Crypt of Eclipses, but you can’t do that without a member. I just so happen to be a member. So, you know, you’re welcome and all. Just let me know when we’re leaving.”
Rudy walked off, leaving the three girls to glance at each other with shared What just happened? looks. Aiden shrugged helplessly. Rudy proceeded to cruise around the museum and poke at the statues.
“Do these things come alive and eat thieves?” he asked.
“Uh, no?” said Aru.
“Huh,” said Rudy, shaking his head. “The mortal world is so weird.”
“Why do you even want to join in on this quest, Prince?” demanded Aru. “You’re not going to be waited on by us.”
Brynne flicked her wrist and her wind mace zoomed into her palm. “And don’t even dream about asking,” she said threateningly.
Rudy didn’t seem perturbed. “I’ve got my reasons, Shah. You owe me a favor. I’m calling it in.” He winked at her.
Aru rolled her eyes, but even as she did, she felt a little thrill. No boy had ever winked at her before. Well, except for that one time she thought David Kyrre was incessantly winking at her on a school trip to the zoo, but it turned out he’d just had an eyelash in his eye. Almost as soon as the thought crossed her mind, Aru caught Mini’s expression. Her eyebrows were scrunched up—not in envy, but in sadness, which was way worse. Aru’s tiny thrill vanished.
Brynne cast a withering glare at Rudy and said to Aiden, “Your cousin, your responsibility.”

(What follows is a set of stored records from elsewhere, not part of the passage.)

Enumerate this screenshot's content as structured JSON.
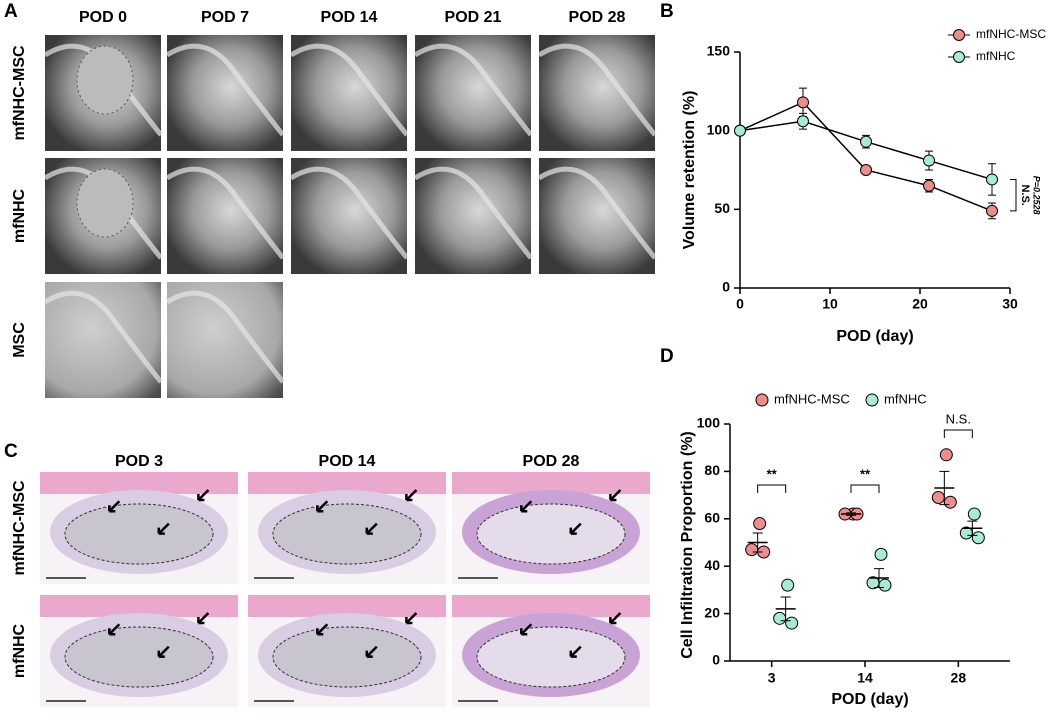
{
  "figure": {
    "panel_labels": [
      "A",
      "B",
      "C",
      "D"
    ],
    "mri": {
      "columns": [
        "POD 0",
        "POD 7",
        "POD 14",
        "POD 21",
        "POD 28"
      ],
      "rows": [
        "mfNHC-MSC",
        "mfNHC",
        "MSC"
      ]
    },
    "histology": {
      "columns": [
        "POD 3",
        "POD 14",
        "POD 28"
      ],
      "rows": [
        "mfNHC-MSC",
        "mfNHC"
      ]
    }
  },
  "chart_data": [
    {
      "type": "line",
      "xlabel": "POD (day)",
      "ylabel": "Volume retention (%)",
      "x": [
        0,
        7,
        14,
        21,
        28
      ],
      "series": [
        {
          "name": "mfNHC-MSC",
          "color": "#f08c8c",
          "values": [
            100,
            118,
            75,
            65,
            49
          ],
          "errors": [
            0,
            9,
            2,
            4,
            5
          ]
        },
        {
          "name": "mfNHC",
          "color": "#a6ecd4",
          "values": [
            100,
            106,
            93,
            81,
            69
          ],
          "errors": [
            0,
            5,
            4,
            6,
            10
          ]
        }
      ],
      "xlim": [
        0,
        30
      ],
      "ylim": [
        0,
        150
      ],
      "xticks": [
        0,
        10,
        20,
        30
      ],
      "yticks": [
        0,
        50,
        100,
        150
      ],
      "annotations": [
        "N.S.",
        "P=0.2528"
      ],
      "legend": "upper right"
    },
    {
      "type": "dot",
      "xlabel": "POD (day)",
      "ylabel": "Cell Infiltration Proportion (%)",
      "categories": [
        "3",
        "14",
        "28"
      ],
      "series": [
        {
          "name": "mfNHC-MSC",
          "color": "#f08c8c",
          "values": [
            [
              58,
              47,
              46
            ],
            [
              62,
              62,
              62
            ],
            [
              87,
              69,
              67
            ]
          ],
          "means": [
            50,
            62,
            73
          ],
          "errors": [
            4,
            0.5,
            7
          ]
        },
        {
          "name": "mfNHC",
          "color": "#a6ecd4",
          "values": [
            [
              32,
              18,
              16
            ],
            [
              45,
              33,
              32
            ],
            [
              62,
              54,
              52
            ]
          ],
          "means": [
            22,
            35,
            56
          ],
          "errors": [
            5,
            4,
            3
          ]
        }
      ],
      "ylim": [
        0,
        100
      ],
      "yticks": [
        0,
        20,
        40,
        60,
        80,
        100
      ],
      "annotations": [
        {
          "text": "**",
          "category": 0
        },
        {
          "text": "**",
          "category": 1
        },
        {
          "text": "N.S.",
          "category": 2
        }
      ],
      "legend": "top"
    }
  ]
}
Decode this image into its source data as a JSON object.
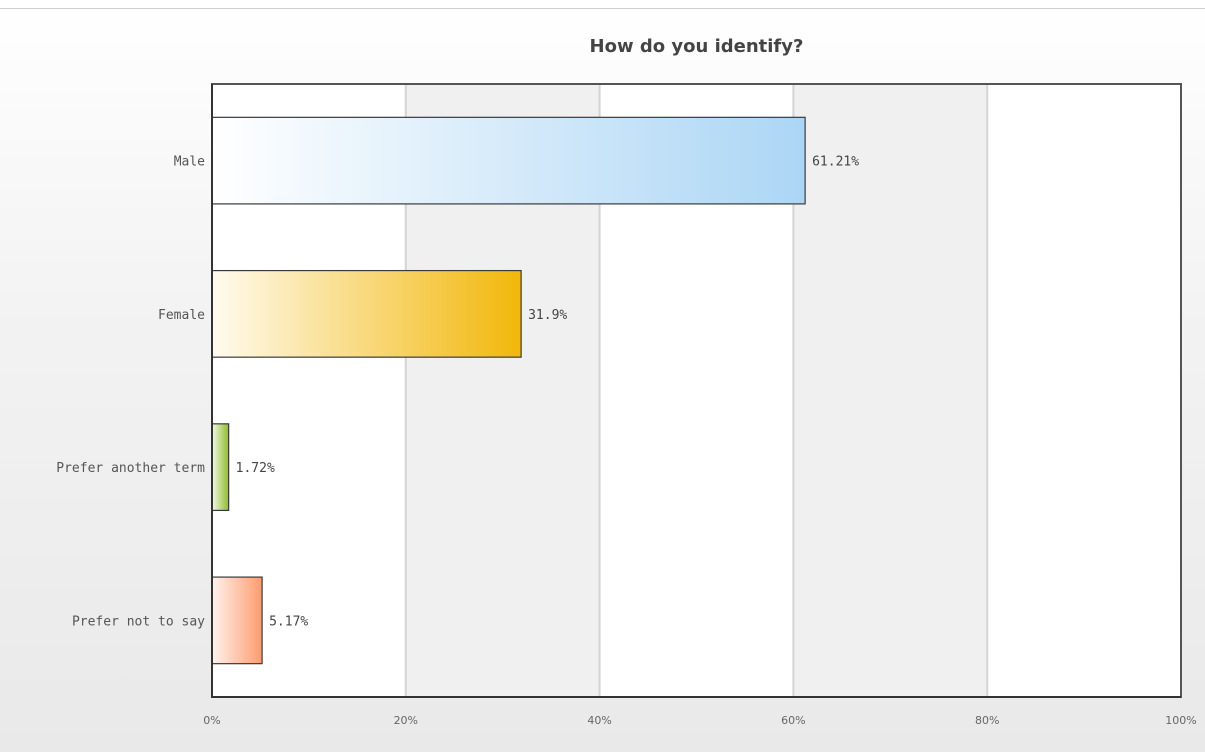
{
  "chart_data": {
    "type": "bar",
    "orientation": "horizontal",
    "title": "How do you identify?",
    "categories": [
      "Male",
      "Female",
      "Prefer another term",
      "Prefer not to say"
    ],
    "values": [
      61.21,
      31.9,
      1.72,
      5.17
    ],
    "value_labels": [
      "61.21%",
      "31.9%",
      "1.72%",
      "5.17%"
    ],
    "xlim": [
      0,
      100
    ],
    "x_ticks": [
      "0%",
      "20%",
      "40%",
      "60%",
      "80%",
      "100%"
    ],
    "grid": true,
    "legend": "none",
    "bar_colors": [
      [
        "#ffffff",
        "#acd6f5"
      ],
      [
        "#fffbef",
        "#f2b70a"
      ],
      [
        "#f4f9e6",
        "#8cbc2c"
      ],
      [
        "#fff3ee",
        "#fc9c6e"
      ]
    ],
    "band_colors": [
      "#ffffff",
      "#f0f0f0"
    ]
  }
}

They waited for their ride, which Brynne had arranged, outside the museum. Rudy kept asking Aiden to snap dramatic shots of him in various poses against the lightening sky, and Aiden kept refusing. Brynne busily assembled whatever she’d raided from the fridge, while Mini practiced her transformation skills, her small frame practically drowning in her huge gray sweatshirt as she changed Dee Dee into random objects: a backlit skull and a jar of teeth, a pair of violet wings, and a black lacquered apple. Daughter of Death indeed.
“You know, you’re probably the only person here who isn’t wishing they were still in bed,” said Aru.
Mini sighed. “I can’t help it. I get anxious before I travel. What’s the point in sleeping?” She looked over at the boys, now sitting about twenty feet away, and groaned. “Aru, how weird was I with Rudy?”
“Not that—”
“Be honest.”
“Okay, awful.”
Mini whimpered.
“But no worse or better than usual when you meet someone you think is cute.”
Mini slumped to the ground.
Oops, thought Aru. Even Vajra in bracelet form scolded her with a sharp electrical shock. Ouch! Message received!
“First impressions aren’t everything,” said Aru. “Think of how many weird things I end up saying.”
Mini sniffed. “That’s true.”
“Do you even like him?”
Mini’s cheeks flamed red. “He probably thinks I’m a freak.”
“Daughter. Of. The. God. Of. Death,” enunciated Aru slowly. “Say it with me! You’re inherently cooler than ninety-nine point nine percent of the population—”
A loud honking sound interrupted Aru. It seemed to be coming from above. A huge flying car came into view. It looked like a super-fancy taxi, but with massive white wings that beat gracefully as it descended to the street. The words VIMANA EXPRESS flashed across its side.
“Get in, heroes!” shouted Brynne. “We’re going questing!”
A Wild Goose Chase
Aru and Mini clambered into the vimana, which was a lot bigger on the inside than it looked on the outside. The backseat was a generous seven-seater, with each chair fashioned like a small velvet throne, so the effect was more like sitting in a fancy lobby than in a car. Large windows flanked the thrones. A pair of speakers hung from the corners of the vimana, and tiny shelves jutted out from the partition between the backseats and the front ones, along with glass goblets in cup holders and little jars of hoof-socks, horn polish, fang floss, talon trimmers…and an iPhone charger. Aiden, Rudy, and Brynne already had their seats. Rudy’s obnoxious jacket stood in stark contrast to Aiden’s usual somber getup of a dark long-sleeved shirt and darker pants.
The cousins were engaged in an argument.
“The whole point is to be subtle,” said Aiden. “It’s an undercover mission.”
“I was born to stand out,” said Rudy.
“Well, you’re going to die that way too, apparently.”
Rudy shrugged. “Haters gonna hate.”
Aiden grumbled to himself and reached for his camera.
Brynne dug through her backpack, handing out food wrapped in aluminum.
“I got breakfast covered,” she said. “Berries reduced in sugar and acid, fused with a blended nut butter and spread on toasted wheat.”